Jessie loved Nicholas’s trademark
five-alarm chili, so one night I invited her to stay for dinner when it was on the menu. The chef himself had a late meeting with a client, followed by drinks with another. Dom, the guy we met at the Lawyers for Justice dinner, turned out to be a connector in the New Jersey sense of the word—meaning he was a
macher
in the world of Filament lacrosse and had put the word out among his former high school teammates that Nicholas should be their go-to guy for bankruptcies, real estate closings, wills, and contract disputes. Suddenly, Nicholas was busy.

Jessie nodded brightly at Margot, who flipped her new sparkly retainer out of her mouth and placed it on a napkin so we could all admire it while we ate. “Did you tell your mom about your field trip?”

“Mom, we’re going on a field trip.” Margot lackadaisically stirred sour cream into her chili, telegraphing disapproval of the whole meal through her noncommittal grip on the spoon.

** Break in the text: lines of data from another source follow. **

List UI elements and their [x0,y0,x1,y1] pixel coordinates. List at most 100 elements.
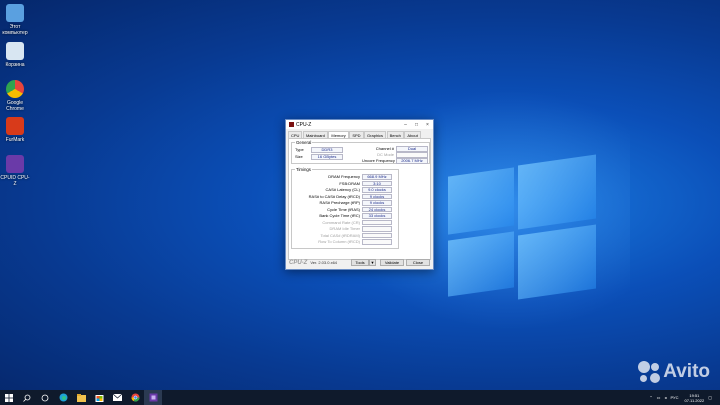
minimize-button[interactable]: – [400,122,411,128]
field-label: Size [295,154,303,160]
general-group: General Type DDR3 Size 16 GBytes Channel… [291,140,430,164]
timing-label: RAS# Precharge (tRP) [319,200,360,206]
tab-bench[interactable]: Bench [386,131,404,138]
notifications-icon[interactable]: ▢ [708,395,712,400]
tab-cpu[interactable]: CPU [288,131,303,138]
volume-icon[interactable]: ◂ [664,395,666,400]
timing-label: RAS# to CAS# Delay (tRCD) [308,193,360,199]
channel-value: Dual [396,146,428,152]
timing-row: RAS# Precharge (tRP) 9 clocks [294,200,392,206]
window-title: CPU-Z [296,121,312,128]
clock[interactable]: 19:51 07.11.2022 [684,393,704,403]
windows-icon[interactable] [0,390,18,405]
timing-row: FSB:DRAM 3:10 [294,180,392,186]
tools-button[interactable]: Tools [351,259,369,266]
close-button[interactable]: Close [406,259,430,266]
timing-label: DRAM Frequency [328,174,360,180]
timing-label: CAS# Latency (CL) [325,187,360,193]
uncore-value: 2006.7 MHz [396,158,428,164]
title-bar[interactable]: CPU-Z – □ × [286,120,433,129]
timing-label: FSB:DRAM [339,180,360,186]
size-value: 16 GBytes [311,154,343,160]
avito-watermark: Avito [638,361,710,383]
type-row: Type DDR3 [295,147,343,153]
timing-row: DRAM Frequency 668.9 MHz [294,174,392,180]
chrome-icon[interactable] [126,390,144,405]
tab-memory[interactable]: Memory [328,131,349,138]
tab-bar: CPU Mainboard Memory SPD Graphics Bench … [286,129,433,138]
timing-row: Command Rate (CR) [294,219,392,225]
timing-row: Total CAS# (tRDRAM) [294,232,392,238]
desktop-icon-furmark[interactable]: FurMark [0,117,30,143]
timing-value: 9 clocks [362,200,392,206]
desktop-icon-chrome[interactable]: Google Chrome [0,80,30,112]
chrome-icon [6,80,24,98]
timing-label: Cycle Time (tRAS) [327,206,360,212]
tab-graphics[interactable]: Graphics [364,131,387,138]
timing-label: DRAM Idle Timer [329,226,360,232]
timing-value: 24 clocks [362,206,392,212]
timings-group: Timings DRAM Frequency 668.9 MHz FSB:DRA… [291,167,399,249]
clock-date: 07.11.2022 [684,397,705,403]
timing-value: 9 clocks [362,193,392,199]
size-row: Size 16 GBytes [295,154,343,160]
cpuz-window: CPU-Z – □ × CPU Mainboard Memory SPD Gra… [285,119,434,270]
validate-button[interactable]: Validate [380,259,404,266]
timing-value: 3:10 [362,180,392,186]
timing-row: Cycle Time (tRAS) 24 clocks [294,206,392,212]
avito-logo-icon [638,361,661,383]
timing-row: Row To Column (tRCD) [294,239,392,245]
field-label: Type [295,147,304,153]
desktop-icon-label: Корзина [5,62,25,68]
memory-panel: General Type DDR3 Size 16 GBytes Channel… [288,138,431,260]
furmark-icon [6,117,24,135]
tab-mainboard[interactable]: Mainboard [302,131,328,138]
network-icon[interactable]: ▭ [657,395,661,400]
tab-about[interactable]: About [404,131,421,138]
tab-spd[interactable]: SPD [349,131,364,138]
footer-bar: CPU-Z Ver. 2.03.0.x64 Tools ▼ Validate C… [286,258,433,267]
dc-mode-row: DC Mode [362,152,428,158]
desktop-icon-this-pc[interactable]: Этот компьютер [0,4,30,36]
search-icon[interactable] [18,390,36,405]
uncore-row: Uncore Frequency 2006.7 MHz [362,158,428,164]
taskview-icon[interactable] [36,390,54,405]
timing-value: 33 clocks [362,213,392,219]
dc-mode-value [396,152,428,158]
mail-icon[interactable] [108,390,126,405]
explorer-icon[interactable] [72,390,90,405]
channel-row: Channel # Dual [362,146,428,152]
field-label: DC Mode [377,152,394,158]
desktop-icon-cpuz[interactable]: CPUID CPU-Z [0,155,30,187]
timing-value [362,219,392,225]
computer-icon [6,4,24,22]
tools-dropdown-icon[interactable]: ▼ [369,259,376,266]
desktop-icon-label: FurMark [5,137,25,143]
store-icon[interactable] [90,390,108,405]
field-label: Channel # [375,146,394,152]
version-label: Ver. 2.03.0.x64 [310,260,338,265]
cpuz-app-icon [289,122,294,127]
timing-row: DRAM Idle Timer [294,226,392,232]
group-title: Timings [295,167,312,172]
timing-label: Bank Cycle Time (tRC) [319,213,360,219]
timing-label: Total CAS# (tRDRAM) [320,232,360,238]
close-window-button[interactable]: × [422,122,433,128]
windows-logo-wallpaper [440,150,600,300]
field-label: Uncore Frequency [362,158,395,164]
timing-value: 9.0 clocks [362,187,392,193]
timing-value [362,232,392,238]
tray-chevron-icon[interactable]: ⌃ [649,395,652,400]
timing-label: Row To Column (tRCD) [318,239,360,245]
group-title: General [295,140,313,145]
cpuz-icon[interactable] [144,390,162,405]
cpuz-icon [6,155,24,173]
timing-row: Bank Cycle Time (tRC) 33 clocks [294,213,392,219]
desktop-icon-recycle-bin[interactable]: Корзина [0,42,30,68]
system-tray: ⌃ ▭ ◂ РУС 19:51 07.11.2022 ▢ [645,393,720,403]
maximize-button[interactable]: □ [411,122,422,128]
timing-row: CAS# Latency (CL) 9.0 clocks [294,187,392,193]
desktop-icon-label: Google Chrome [6,100,24,112]
edge-icon[interactable] [54,390,72,405]
language-indicator[interactable]: РУС [670,395,678,400]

I tried to keep my tone light; Jessie and I rolled our eyes at each other. “Yes, I gathered that. Can you tell me
where
you’re going on your field trip?”

“The Edison Museum.”

“That’s exciting. When?”

“I don’t know. Next week, I think.” Margot looked pained. Was the chili
that
spicy?

“Well, we’ll have to ask Nan what days she’ll be volunteering so we can figure out if she can lead your tour!” I sounded like a perky mom from a peanut butter commercial, but my kids were too grouchy to be cast as Skippy fans. They slouched around the table, exhausted and bedraggled, which was exactly how I felt.

Margot took a long gulp of her water and her blue eyes met mine over the rim of her glass. “Mom, I’m pretty sure the days won’t match up.”

I didn’t push it. My mom had her hands full anyway, taking care of
my dad. Was she still volunteering at the Edison Museum? I realized I had no idea, then felt terrible for not knowing. What kind of daughter was I? Or mother, for that matter? Here I was with the very people I’d been looking forward to seeing all day, and I couldn’t wait for them to go to bed. I made a mental note to call my mom when the house was quiet. As if that would ever happen.

“So what else, guys? How was school?”

“Good.”

“Good.”

“Good.”

I tried again, channeling advice I expected I might find on a parenting website, if I had time to read parenting websites. Ask open-ended questions! “Did anything exciting happen?”

“I got a scratch-and-sniff sticker on my math worksheet.”

“My shoelace broke so I had to borrow sneakers for gym.”

“We learned about an artist who cut off his ear. Now can I be excused?”